Abstract

To investigate trends in long-noncoding (lnc) RNA research systematically, we compared the contribution of publications among different regions, institutions, and authors. Publications on lncRNA were retrieved from Web of Science (WoS) from 1975 to 2017. A total of 3879 papers were identified, and together they were cited 62967 times. The literature on lncRNA had been continuously growing since 2006, and the expansion might continue at a rapid pace until around 2021. China contributed the greatest proportion (63.47%) of lncRNA publications, and the USA ranked second in the number of publications (944 articles), while it had the highest citation frequency (43168 times) and H-index (97). The journal Oncotarget has the greatest number of publications on lncRNA research, with 305 papers. The keywords could be stratified into two clusters: cluster 1 (application) and cluster 2 (characteristics). Correspondingly, the “TNM stage,” “epithelial mesenchymal transition (EMT),” “cell apoptosis,” and “overall survival” are research hotspots since 2015. Thus, research on lncRNA showed a swiftly expanding trend, with China making the largest contribution. The focus on lncRNA is gradually shifting from “characteristics” to “application.”

1. Introduction

With the technological innovation of RNA sequencing and computational prediction, the past decade has seen a rapid increase in the study of long-noncoding RNAs (lncRNAs). It is estimated that at least 90% of RNAs transcribed by the human genome are lncRNAs [1], and several lncRNA databases have been set up, such as lncRNAdb, NRED, lncRNA Disease, and NONCODE. For example, the NONCODE database (http://www.noncode.org/) lists 233,696 lncRNA transcripts and 144,134 lncRNA genes. lncRNA was previously considered as “junk gene” or transcriptional “noise” [2]; however, it is reported recently that lncRNAs might be associated with many diseases, and the number of lncRNAs with validated functions is growing exponentially. The lncRNA database (http://www.lncrnadb.org) currently lists a conservative 299 functional lncRNA genes.
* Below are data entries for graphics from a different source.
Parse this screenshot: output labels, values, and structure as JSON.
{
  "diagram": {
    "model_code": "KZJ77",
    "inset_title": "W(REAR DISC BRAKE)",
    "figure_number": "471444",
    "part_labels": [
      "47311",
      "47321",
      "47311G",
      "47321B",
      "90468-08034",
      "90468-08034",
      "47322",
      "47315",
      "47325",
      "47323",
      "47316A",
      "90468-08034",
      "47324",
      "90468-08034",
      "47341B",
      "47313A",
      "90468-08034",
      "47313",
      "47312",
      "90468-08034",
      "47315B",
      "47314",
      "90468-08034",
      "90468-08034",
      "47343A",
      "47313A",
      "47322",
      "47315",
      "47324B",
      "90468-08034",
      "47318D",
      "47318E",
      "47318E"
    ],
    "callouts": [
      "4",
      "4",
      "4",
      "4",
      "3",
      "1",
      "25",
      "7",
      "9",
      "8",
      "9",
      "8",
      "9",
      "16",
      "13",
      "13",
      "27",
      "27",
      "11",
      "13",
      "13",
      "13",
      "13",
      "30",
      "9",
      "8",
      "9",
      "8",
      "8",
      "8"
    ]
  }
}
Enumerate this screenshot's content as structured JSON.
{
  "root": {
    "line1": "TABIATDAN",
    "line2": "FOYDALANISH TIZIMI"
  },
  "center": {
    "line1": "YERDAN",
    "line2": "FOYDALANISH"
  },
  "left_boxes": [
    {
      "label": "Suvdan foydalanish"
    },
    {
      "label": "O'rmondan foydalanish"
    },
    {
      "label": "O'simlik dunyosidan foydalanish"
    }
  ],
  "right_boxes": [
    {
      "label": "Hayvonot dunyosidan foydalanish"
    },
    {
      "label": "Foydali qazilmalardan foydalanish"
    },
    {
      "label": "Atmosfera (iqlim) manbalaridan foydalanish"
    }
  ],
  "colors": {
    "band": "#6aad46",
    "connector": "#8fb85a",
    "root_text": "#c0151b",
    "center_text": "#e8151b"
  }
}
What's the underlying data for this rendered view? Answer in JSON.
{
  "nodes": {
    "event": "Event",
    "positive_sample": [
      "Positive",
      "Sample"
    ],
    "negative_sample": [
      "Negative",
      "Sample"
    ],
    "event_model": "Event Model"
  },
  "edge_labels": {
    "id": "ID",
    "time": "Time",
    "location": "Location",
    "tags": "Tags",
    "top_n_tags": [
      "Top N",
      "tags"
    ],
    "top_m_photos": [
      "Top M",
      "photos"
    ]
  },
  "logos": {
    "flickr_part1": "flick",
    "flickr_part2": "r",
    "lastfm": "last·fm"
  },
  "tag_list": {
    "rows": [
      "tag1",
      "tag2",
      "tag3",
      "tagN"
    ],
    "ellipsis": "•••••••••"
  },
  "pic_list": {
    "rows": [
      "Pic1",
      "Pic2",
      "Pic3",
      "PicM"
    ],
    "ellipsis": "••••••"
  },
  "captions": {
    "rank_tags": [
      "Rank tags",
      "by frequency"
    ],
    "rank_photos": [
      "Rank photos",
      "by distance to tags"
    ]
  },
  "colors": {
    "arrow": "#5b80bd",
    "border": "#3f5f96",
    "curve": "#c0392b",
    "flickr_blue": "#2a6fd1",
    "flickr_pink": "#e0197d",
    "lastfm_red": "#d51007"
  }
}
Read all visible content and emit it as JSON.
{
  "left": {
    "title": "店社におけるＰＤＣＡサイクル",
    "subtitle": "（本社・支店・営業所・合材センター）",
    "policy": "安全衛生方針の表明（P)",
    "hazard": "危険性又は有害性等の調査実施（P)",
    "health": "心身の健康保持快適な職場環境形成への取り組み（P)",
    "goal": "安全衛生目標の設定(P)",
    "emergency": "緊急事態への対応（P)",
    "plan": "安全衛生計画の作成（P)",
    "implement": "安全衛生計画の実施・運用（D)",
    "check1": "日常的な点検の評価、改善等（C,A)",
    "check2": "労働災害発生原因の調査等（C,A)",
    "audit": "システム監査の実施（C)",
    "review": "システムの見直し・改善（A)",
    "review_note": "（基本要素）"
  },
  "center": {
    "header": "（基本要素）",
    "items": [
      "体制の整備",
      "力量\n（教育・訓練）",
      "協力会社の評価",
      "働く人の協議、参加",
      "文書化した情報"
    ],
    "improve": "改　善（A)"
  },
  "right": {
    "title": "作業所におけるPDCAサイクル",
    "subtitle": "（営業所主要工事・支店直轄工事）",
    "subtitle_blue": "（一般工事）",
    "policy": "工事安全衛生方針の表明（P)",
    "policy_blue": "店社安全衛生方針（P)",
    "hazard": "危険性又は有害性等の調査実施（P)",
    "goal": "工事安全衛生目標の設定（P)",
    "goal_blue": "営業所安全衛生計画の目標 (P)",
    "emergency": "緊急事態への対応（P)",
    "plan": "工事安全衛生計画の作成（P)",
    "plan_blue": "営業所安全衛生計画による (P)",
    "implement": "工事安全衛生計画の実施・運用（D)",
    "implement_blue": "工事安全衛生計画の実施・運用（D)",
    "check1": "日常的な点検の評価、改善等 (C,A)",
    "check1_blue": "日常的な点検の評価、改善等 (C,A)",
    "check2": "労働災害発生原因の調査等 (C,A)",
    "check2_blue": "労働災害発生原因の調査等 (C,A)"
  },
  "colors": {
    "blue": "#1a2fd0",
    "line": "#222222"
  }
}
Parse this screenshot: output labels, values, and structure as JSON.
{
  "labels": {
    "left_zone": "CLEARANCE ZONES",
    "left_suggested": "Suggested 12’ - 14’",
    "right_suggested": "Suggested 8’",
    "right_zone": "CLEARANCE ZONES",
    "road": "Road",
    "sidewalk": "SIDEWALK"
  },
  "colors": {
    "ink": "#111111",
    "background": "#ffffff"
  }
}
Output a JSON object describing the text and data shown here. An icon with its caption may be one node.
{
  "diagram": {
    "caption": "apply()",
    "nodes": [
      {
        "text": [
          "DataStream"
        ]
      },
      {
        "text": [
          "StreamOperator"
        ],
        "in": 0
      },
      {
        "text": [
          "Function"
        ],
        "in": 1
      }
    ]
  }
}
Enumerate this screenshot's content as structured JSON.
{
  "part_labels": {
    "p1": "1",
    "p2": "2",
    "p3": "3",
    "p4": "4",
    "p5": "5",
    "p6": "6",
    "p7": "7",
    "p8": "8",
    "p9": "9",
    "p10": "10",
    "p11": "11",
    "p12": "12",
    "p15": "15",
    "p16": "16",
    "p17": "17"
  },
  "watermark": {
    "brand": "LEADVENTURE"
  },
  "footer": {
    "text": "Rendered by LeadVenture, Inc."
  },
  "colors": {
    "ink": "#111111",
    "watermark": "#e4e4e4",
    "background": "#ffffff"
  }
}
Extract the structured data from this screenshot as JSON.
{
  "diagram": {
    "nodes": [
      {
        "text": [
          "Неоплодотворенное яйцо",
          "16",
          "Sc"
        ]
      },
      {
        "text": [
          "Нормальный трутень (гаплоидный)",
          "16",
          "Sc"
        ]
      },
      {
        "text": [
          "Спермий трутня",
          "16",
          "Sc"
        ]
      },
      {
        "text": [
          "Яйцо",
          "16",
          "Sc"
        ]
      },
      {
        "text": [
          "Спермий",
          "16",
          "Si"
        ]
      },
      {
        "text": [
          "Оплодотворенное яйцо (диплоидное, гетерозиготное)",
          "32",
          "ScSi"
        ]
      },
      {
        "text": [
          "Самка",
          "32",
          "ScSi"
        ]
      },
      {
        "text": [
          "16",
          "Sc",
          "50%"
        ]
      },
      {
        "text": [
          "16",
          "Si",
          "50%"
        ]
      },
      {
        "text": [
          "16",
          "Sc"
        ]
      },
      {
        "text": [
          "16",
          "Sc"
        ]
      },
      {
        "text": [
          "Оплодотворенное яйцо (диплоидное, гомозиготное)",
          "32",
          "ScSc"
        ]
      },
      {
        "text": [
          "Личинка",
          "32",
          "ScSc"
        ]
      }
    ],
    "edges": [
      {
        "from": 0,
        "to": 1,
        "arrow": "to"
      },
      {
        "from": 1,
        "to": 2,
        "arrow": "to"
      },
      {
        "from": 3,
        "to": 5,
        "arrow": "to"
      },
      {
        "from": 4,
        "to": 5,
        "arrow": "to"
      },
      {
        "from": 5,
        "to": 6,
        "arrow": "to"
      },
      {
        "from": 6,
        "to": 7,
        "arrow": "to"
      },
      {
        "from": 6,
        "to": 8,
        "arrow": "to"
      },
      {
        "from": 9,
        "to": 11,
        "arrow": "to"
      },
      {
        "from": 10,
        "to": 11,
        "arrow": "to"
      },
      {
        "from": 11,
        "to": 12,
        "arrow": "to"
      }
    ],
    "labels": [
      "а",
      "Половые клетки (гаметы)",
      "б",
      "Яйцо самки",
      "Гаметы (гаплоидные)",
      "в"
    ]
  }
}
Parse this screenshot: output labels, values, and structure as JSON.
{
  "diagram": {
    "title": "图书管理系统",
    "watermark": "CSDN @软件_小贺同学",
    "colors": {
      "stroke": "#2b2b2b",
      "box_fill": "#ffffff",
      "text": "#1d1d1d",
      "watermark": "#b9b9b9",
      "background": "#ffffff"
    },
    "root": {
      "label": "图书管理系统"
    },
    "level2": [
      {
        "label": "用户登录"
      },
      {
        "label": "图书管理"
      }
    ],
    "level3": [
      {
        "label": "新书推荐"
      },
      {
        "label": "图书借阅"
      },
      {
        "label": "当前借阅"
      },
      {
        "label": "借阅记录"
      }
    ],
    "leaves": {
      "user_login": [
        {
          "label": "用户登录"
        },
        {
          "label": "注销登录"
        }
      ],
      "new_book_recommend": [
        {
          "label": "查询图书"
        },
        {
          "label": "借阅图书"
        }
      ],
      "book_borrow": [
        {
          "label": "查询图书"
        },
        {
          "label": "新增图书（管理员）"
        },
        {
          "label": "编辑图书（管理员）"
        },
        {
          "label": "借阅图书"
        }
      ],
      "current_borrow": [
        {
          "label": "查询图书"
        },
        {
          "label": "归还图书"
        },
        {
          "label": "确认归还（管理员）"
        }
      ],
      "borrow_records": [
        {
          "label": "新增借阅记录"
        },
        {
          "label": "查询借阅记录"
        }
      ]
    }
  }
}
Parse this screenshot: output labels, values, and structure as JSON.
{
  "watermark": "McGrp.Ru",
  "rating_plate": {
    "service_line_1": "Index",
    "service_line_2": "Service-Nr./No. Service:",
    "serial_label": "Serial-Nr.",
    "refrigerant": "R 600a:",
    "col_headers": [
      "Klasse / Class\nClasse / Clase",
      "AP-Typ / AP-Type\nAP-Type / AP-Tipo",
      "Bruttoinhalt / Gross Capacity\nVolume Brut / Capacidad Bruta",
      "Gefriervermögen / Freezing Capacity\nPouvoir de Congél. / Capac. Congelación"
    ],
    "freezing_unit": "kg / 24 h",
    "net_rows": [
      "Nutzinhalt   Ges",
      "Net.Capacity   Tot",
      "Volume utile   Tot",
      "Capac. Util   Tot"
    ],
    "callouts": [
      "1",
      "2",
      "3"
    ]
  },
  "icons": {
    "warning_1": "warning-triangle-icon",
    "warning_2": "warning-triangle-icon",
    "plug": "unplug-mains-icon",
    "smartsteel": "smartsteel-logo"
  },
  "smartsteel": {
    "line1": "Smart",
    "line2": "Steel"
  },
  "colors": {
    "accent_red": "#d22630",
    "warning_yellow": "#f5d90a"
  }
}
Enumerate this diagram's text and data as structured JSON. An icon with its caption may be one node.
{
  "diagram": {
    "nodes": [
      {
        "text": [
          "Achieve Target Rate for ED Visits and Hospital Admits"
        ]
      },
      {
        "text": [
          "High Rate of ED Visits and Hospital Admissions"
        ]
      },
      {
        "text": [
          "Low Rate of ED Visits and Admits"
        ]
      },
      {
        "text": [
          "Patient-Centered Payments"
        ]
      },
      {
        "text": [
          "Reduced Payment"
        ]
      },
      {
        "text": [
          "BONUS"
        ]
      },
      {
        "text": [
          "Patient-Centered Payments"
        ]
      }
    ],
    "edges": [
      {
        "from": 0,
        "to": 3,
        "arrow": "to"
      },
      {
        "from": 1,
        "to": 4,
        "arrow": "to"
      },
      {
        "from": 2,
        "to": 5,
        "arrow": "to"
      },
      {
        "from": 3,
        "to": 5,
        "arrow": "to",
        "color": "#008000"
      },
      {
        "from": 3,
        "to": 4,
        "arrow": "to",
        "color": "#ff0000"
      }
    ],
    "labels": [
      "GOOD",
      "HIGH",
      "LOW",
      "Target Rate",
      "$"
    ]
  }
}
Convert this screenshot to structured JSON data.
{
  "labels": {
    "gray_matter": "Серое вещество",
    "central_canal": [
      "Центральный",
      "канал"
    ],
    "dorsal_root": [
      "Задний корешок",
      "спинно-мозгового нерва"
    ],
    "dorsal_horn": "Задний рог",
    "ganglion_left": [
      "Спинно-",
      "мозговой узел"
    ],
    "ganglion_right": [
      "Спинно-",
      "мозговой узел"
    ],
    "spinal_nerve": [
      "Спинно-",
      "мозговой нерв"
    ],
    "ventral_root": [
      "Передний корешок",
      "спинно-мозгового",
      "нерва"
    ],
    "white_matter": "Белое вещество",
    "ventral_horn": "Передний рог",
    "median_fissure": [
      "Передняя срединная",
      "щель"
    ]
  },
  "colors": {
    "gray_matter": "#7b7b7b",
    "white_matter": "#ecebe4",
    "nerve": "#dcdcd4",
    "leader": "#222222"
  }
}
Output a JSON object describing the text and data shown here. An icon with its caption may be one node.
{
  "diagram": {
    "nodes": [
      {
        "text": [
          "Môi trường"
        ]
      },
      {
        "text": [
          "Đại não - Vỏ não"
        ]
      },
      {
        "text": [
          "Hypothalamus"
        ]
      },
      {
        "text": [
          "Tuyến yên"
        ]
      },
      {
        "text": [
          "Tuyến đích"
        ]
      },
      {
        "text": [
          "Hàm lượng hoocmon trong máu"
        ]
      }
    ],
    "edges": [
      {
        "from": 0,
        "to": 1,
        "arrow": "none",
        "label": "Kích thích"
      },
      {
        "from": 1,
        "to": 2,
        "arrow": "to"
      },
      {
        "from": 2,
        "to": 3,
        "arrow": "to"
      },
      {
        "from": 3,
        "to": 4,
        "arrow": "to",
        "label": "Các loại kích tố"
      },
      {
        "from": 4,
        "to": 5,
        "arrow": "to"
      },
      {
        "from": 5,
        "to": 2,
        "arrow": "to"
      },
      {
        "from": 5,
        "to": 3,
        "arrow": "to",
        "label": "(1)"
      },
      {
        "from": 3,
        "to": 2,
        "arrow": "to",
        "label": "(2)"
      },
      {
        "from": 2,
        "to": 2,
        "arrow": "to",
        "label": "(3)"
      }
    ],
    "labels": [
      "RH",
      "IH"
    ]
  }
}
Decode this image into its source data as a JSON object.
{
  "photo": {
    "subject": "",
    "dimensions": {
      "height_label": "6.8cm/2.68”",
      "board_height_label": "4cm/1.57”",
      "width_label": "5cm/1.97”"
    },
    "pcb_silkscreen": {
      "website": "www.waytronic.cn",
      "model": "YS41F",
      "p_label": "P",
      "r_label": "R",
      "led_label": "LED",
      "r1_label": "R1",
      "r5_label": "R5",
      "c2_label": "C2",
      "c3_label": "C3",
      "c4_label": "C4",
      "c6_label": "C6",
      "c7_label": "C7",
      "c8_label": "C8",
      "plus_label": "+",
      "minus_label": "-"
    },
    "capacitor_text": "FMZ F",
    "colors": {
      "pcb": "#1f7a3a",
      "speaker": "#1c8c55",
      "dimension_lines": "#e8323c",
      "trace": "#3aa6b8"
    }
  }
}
Several studies have reported that lncRNAs are involved in a cluster of biochemical mechanisms including regulation of gene transcription [3] and methylation [4]. In addition, lncRNAs were reported to play an important role in human diseases such as autism spectrum disorders [5] and thoracic and abdominal aortic aneurysm [6].

Since functional analyses of these lncRNAs are generally more difficult than for coding genes, the majority of functional lncRNAs are still unknown, and no estimation or summary of the relevant scientific output has been demonstrated yet. Based on published books or journal articles, bibliometrics is often employed to assess the tendency of research activity over time, and bibliometric analysis evaluates the literature both quantitatively and qualitatively [7]. Therefore, this kind of statistical analysis can provide bibliographical information on a specific field, issue, institute, or region. Furthermore, this kind of information can assist the government in establishing guidelines, medical consensus, and funding-orientation guidance. Till now, bibliometric analyses have been performed to investigate medical research trends such as gastroenterology [8] and cancer [9].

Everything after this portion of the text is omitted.